Toplantı günü için sizi topladığı gün, işte o aldanma günüdür. Kim Allah'a inanır ve yararlı iş yaparsa (Allâh) onun kötülüklerini örter ve onu, altlarından ırmaklar akan cennetlere sokar, orada ebedi kalırlar. İşte büyük başarı budur.

وَالَّذِينَ كَفَرُوا وَكَذَّبُوا بِآيَاتِنَا أُوْلَئِكَ أَصْحَابُ النَّارِ خَالِدِينَ فِيهَا وَبِئْسَ الْمَصِيرُ ﴿١٠﴾

64/TEGÂBUN SURESİ-10. AYET (Meâlleri Kıyasla): Vellezîne keferû ve kezzebû bi âyâtinâ ulâike ashâbun nâri hâlidîne fîhâ ve bi’sel masîr(masîru).

Nankörlük eden ve âyetlerimizi yalanlayanlar ise ateş halkıdır. Orada sürekli kalacaklardır. Ne kötü gidilecek yerdir orası!

مَا أَصَابَ مِن مُّصِيبَةٍ إِلَّا بِإِذْنِ اللَّهِ وَمَن يُؤْمِن بِاللَّهِ يَهْدِ قَلْبَهُ وَاللَّهُ بِكُلِّ شَيْءٍ عَلِيمٌ ﴿١١﴾

64/TEGÂBUN SURESİ-11. AYET (Meâlleri Kıyasla): Mâ esâbe min musîbetin illâ bi iznillâhi, ve men yu'min billâhi yehdi kalbehu, vallâhu bikulli şey'in alîm(alîmun).

Başa gelen her musibet Allâh'ın izniyledir. Kim Allah'a inanırsa (Allâh) onun kalbini doğru (düşünce)ye iletir. Allâh, herşeyi bilendir.

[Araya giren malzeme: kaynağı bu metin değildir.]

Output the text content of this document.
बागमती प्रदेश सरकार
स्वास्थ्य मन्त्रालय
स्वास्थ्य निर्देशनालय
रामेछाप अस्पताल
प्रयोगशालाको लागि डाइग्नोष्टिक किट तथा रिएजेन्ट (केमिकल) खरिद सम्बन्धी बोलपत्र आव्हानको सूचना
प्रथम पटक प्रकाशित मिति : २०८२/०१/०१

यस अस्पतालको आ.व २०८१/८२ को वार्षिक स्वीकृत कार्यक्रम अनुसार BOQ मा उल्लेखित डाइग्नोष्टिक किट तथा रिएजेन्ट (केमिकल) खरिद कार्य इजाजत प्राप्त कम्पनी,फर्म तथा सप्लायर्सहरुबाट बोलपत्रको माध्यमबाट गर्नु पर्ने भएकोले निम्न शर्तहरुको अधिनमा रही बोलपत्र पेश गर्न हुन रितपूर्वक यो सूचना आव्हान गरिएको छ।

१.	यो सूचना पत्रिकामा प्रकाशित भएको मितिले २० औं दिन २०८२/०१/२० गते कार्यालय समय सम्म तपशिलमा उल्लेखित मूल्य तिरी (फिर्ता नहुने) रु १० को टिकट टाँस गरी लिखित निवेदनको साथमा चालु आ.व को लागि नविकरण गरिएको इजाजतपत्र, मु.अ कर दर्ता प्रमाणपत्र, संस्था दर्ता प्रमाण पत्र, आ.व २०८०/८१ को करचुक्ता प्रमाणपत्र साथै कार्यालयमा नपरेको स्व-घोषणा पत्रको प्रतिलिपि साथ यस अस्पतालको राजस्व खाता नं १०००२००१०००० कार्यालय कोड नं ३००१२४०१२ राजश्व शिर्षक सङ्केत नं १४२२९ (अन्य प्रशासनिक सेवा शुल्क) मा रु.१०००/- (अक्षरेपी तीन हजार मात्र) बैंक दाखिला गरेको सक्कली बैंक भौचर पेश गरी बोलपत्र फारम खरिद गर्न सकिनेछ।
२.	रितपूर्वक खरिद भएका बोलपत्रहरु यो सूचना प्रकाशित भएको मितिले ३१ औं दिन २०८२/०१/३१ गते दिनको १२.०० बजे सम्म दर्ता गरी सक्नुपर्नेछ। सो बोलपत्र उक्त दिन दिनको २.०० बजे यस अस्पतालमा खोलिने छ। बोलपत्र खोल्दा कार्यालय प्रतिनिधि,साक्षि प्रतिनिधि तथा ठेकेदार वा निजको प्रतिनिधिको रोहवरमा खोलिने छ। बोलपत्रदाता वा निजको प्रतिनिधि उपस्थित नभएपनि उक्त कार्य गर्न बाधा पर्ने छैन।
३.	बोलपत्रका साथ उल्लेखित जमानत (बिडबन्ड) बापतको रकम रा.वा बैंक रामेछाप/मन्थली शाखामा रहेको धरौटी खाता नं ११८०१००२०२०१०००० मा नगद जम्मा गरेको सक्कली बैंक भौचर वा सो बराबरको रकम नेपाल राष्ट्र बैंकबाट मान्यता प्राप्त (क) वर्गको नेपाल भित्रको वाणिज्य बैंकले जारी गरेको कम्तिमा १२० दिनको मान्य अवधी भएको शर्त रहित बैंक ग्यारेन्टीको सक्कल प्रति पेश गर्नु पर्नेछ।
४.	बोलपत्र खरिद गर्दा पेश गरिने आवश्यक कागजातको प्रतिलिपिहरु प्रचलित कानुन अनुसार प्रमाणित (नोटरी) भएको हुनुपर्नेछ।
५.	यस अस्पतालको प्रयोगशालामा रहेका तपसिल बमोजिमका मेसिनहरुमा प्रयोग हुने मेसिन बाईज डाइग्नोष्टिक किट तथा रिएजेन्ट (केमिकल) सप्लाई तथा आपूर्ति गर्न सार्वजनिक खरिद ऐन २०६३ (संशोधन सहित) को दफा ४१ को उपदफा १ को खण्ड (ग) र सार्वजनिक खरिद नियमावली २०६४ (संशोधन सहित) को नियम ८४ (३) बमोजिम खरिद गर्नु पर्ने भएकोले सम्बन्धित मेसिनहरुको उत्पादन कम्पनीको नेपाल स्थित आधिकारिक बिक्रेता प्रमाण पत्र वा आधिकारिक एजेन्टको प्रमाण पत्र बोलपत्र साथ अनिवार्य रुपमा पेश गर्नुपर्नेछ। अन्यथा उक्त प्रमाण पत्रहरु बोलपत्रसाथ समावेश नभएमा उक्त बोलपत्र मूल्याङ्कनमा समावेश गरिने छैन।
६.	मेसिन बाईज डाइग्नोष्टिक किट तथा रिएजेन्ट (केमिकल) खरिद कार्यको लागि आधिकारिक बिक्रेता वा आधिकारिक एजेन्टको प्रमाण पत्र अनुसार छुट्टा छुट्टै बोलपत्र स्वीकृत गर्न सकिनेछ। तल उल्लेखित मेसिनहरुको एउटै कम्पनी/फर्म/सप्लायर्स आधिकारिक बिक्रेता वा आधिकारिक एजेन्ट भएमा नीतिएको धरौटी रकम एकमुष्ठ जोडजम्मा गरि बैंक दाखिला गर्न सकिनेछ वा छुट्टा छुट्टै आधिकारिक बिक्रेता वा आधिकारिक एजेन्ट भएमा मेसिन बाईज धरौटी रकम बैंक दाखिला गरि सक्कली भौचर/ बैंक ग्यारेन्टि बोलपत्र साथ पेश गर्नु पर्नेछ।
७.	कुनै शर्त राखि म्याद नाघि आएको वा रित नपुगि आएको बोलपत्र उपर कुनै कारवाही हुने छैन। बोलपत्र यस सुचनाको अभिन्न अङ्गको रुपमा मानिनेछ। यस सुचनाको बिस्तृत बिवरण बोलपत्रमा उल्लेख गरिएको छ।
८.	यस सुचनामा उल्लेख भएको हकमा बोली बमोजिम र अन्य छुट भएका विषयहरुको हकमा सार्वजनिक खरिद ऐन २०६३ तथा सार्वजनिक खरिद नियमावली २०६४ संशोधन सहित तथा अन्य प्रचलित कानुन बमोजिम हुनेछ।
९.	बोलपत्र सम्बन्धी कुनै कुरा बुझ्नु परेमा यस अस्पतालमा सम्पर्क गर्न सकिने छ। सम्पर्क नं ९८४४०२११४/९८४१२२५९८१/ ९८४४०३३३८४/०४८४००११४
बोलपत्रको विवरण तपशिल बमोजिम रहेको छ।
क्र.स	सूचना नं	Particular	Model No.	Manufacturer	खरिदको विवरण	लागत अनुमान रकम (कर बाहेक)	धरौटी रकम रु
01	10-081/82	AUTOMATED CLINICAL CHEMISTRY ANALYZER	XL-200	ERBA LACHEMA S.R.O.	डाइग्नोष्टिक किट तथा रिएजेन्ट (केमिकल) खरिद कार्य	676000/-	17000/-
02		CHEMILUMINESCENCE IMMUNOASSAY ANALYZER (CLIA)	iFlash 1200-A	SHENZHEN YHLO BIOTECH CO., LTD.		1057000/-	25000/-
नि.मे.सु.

وَأَطِيعُوا اللَّهَ وَأَطِيعُوا الرَّسُولَ فَإِن تَوَلَّيْتُمْ فَإِنَّمَا عَلَى رَسُولِنَا الْبَلَاغُ الْمُبِينُ ﴿١٢﴾

64/TEGÂBUN SURESİ-12. AYET (Meâlleri Kıyasla): Ve etîûllâhe ve etîûr resûl(resûle), fe in tevelleytum fe innemâ alâ resûlinâl belâgul mubîn(mubînu).

Allah'a itâ'at edin, Elçiye itâ'at edin. Eğer dönerseniz (bilin ki) Elçimize düşen, açıkça duyurmaktır.

اللَّهُ لَا إِلَهَ إِلَّا هُوَ وَعَلَى اللَّهِ فَلْيَتَوَكَّلِ الْمُؤْمِنُونَ ﴿١٣﴾

64/TEGÂBUN SURESİ-13. AYET (Meâlleri Kıyasla): Allâhu lâ ilâhe illâ huve, ve alâllâhi felyetevekkelil mu’minûn(mu’minûne).

Allâh ki O'ndan başka tanrı yoktur. Mü'minler Allah'a dayansınlar.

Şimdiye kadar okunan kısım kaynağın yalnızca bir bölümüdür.